Персефона отняла руку от холодного металла и задумчиво дотронулась до губ.
— Они не всегда будут выглядеть как бездомные джанки, госпожа, — прошептала уже над самым ухом Гипнос. — Керы собирают жатву везде. Умирающие под пулемётным огнём, жертвы пьяной поножовщины, дети, убитые сумасшедшими родителями, сожжённая из зависти кислотой топ-модель — все они и многие другие будут добычей керы. Поэтому богини раздора и вражды тоже будут носить камуфляж или модельные туфли. Но что их выдаёт, так это совершенно одержимый взгляд наркомана.
Персефона поняла, что только-только начала дышать, застигнутая откровениями Эреба. И отчасти сделала это, потому что Гадес приблизился к ней со спины и обнял рукой, прижимая к себе.
— Достаточно на сегодня?
— Нет, — отказалась Персефона, — не вижу асфоделей.
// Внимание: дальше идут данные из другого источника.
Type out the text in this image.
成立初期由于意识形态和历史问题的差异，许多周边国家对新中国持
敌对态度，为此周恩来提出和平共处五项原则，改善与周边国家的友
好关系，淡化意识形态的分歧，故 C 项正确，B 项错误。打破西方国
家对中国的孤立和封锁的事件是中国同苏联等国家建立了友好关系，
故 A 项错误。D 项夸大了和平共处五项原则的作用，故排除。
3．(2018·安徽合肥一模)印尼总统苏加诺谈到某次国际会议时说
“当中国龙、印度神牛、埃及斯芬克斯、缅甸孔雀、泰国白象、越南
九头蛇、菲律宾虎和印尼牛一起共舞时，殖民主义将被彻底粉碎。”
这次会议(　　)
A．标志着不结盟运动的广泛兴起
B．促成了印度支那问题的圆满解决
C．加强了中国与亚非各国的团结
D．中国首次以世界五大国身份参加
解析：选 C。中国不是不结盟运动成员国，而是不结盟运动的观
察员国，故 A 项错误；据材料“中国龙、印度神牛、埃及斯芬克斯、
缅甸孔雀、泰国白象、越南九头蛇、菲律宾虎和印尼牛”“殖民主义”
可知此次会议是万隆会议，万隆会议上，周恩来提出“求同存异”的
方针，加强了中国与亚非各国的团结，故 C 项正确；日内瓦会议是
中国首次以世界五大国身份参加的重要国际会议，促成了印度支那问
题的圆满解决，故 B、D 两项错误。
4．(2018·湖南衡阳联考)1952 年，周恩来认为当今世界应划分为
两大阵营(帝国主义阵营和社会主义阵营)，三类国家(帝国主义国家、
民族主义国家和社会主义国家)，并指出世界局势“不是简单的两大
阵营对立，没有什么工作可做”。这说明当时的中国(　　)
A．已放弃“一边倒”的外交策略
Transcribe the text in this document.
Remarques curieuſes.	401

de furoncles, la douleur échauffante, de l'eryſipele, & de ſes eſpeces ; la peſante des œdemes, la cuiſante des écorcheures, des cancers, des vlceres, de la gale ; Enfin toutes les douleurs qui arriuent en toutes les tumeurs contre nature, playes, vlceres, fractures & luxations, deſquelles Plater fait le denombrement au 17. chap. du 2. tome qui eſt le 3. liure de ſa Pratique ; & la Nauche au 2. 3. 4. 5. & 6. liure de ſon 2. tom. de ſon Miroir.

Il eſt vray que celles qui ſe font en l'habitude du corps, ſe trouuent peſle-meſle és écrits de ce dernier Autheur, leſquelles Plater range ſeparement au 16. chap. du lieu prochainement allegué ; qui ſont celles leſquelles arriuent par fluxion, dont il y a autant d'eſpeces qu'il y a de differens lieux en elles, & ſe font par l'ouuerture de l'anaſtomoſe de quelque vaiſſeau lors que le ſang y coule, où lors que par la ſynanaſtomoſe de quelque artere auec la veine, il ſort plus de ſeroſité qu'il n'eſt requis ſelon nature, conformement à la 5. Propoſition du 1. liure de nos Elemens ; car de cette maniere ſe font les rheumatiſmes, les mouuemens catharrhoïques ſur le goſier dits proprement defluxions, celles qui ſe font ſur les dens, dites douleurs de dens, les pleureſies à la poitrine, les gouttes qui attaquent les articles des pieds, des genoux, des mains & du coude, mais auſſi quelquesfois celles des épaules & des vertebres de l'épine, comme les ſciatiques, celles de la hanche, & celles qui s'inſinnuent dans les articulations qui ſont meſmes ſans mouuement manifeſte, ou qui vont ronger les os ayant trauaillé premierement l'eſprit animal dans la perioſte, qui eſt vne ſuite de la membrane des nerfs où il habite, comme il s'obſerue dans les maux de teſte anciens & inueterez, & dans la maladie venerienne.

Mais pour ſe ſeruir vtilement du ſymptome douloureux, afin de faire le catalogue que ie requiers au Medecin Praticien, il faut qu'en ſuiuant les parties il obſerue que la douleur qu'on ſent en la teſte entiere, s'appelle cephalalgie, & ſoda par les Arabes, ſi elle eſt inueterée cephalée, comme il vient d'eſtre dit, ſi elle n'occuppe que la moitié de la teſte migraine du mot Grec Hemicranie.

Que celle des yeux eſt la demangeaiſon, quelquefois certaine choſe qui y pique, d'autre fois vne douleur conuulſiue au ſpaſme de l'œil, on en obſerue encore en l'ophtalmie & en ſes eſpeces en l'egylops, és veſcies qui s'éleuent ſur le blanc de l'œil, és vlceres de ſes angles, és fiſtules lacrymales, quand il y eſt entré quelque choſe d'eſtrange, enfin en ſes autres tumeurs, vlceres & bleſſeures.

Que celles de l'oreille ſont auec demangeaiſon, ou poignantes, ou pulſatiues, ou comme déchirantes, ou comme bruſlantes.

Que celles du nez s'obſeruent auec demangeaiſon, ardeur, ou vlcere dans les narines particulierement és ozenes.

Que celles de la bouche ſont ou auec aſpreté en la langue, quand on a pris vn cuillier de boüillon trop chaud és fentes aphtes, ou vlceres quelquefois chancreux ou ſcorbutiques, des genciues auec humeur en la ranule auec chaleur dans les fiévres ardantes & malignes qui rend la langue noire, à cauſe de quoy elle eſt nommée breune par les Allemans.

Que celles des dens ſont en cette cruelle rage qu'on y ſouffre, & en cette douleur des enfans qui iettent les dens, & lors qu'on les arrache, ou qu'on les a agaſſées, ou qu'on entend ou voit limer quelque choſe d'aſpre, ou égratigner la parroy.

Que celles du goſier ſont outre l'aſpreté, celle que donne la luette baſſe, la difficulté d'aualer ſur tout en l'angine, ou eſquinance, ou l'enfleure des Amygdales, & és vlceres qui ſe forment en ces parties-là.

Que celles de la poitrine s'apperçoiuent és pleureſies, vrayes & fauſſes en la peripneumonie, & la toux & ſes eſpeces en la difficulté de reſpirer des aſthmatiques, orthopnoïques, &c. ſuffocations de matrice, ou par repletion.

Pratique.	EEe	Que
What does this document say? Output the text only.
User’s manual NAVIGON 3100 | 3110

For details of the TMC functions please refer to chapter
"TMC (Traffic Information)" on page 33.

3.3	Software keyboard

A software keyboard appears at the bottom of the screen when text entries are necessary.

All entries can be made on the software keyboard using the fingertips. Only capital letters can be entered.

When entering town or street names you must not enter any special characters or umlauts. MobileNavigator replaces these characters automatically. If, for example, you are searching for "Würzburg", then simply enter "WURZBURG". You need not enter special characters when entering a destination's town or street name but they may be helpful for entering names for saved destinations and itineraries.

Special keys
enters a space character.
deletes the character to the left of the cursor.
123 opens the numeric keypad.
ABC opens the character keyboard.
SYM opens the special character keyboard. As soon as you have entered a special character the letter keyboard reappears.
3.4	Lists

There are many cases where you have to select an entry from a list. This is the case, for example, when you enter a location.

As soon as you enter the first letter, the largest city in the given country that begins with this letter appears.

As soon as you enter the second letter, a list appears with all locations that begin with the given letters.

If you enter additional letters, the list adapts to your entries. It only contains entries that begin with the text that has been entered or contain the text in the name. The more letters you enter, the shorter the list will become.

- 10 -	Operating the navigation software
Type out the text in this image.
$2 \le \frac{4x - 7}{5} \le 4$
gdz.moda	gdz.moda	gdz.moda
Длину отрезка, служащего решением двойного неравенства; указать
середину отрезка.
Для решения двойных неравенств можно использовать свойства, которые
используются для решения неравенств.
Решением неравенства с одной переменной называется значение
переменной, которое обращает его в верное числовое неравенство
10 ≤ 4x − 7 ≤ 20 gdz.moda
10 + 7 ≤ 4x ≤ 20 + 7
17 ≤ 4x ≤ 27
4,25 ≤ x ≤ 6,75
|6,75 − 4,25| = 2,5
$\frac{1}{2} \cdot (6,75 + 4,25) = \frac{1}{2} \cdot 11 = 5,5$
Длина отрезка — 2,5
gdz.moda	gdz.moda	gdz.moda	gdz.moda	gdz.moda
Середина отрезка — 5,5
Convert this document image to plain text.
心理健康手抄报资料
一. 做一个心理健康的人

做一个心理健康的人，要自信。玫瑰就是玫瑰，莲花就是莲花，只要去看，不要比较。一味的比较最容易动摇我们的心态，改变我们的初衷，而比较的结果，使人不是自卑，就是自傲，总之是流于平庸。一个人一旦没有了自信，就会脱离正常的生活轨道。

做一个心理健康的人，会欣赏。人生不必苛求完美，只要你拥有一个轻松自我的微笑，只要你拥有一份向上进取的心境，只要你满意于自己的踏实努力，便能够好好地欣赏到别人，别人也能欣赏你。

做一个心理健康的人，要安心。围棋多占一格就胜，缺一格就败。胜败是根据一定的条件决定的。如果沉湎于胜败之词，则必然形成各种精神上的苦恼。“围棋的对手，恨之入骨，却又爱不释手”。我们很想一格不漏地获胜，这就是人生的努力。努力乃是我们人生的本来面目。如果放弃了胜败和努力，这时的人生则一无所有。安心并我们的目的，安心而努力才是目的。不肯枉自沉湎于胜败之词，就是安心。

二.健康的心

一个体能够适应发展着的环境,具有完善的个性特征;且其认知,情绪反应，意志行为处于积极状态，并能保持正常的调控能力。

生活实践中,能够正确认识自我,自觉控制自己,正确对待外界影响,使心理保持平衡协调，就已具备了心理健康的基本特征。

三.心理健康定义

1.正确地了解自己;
Гадес улыбнулся. Впервые за всё время, что она его помнила.
***
Гадес и Персефона вышли на тротуар Эреб-Авеню. Развернулись в сторону, где в земном Балтиморе в Маунт-Вернон стоял Передвижной музей Современного искусства. Пересекли совершенно безлюдные Западные Малбери и Франклин-Стрит, но не пустые. Всюду были тени. Мёртвые. Разные, если сравнивать их по длительности пребывания в Эребе, но одинаковые в положении. От одних оставались совершенные обрывки, другие же были ещё вполне человекоподобны, но все вместе действительно походили на сухие, павшие листья, что подхватывал ветер, закручивая и унося прочь. Место унесённых тут же занимали новые, ропща и шепча. И если земной Балтимор оживал в календарной весне, утопая в распускающихся гиацинтах, нарциссах, примулах и золотых свечках мимоз, то Балтимор в мрачном царстве, Балтимор Эреба, пребывал в бесконечной осени, в доживающем последние дни октябре.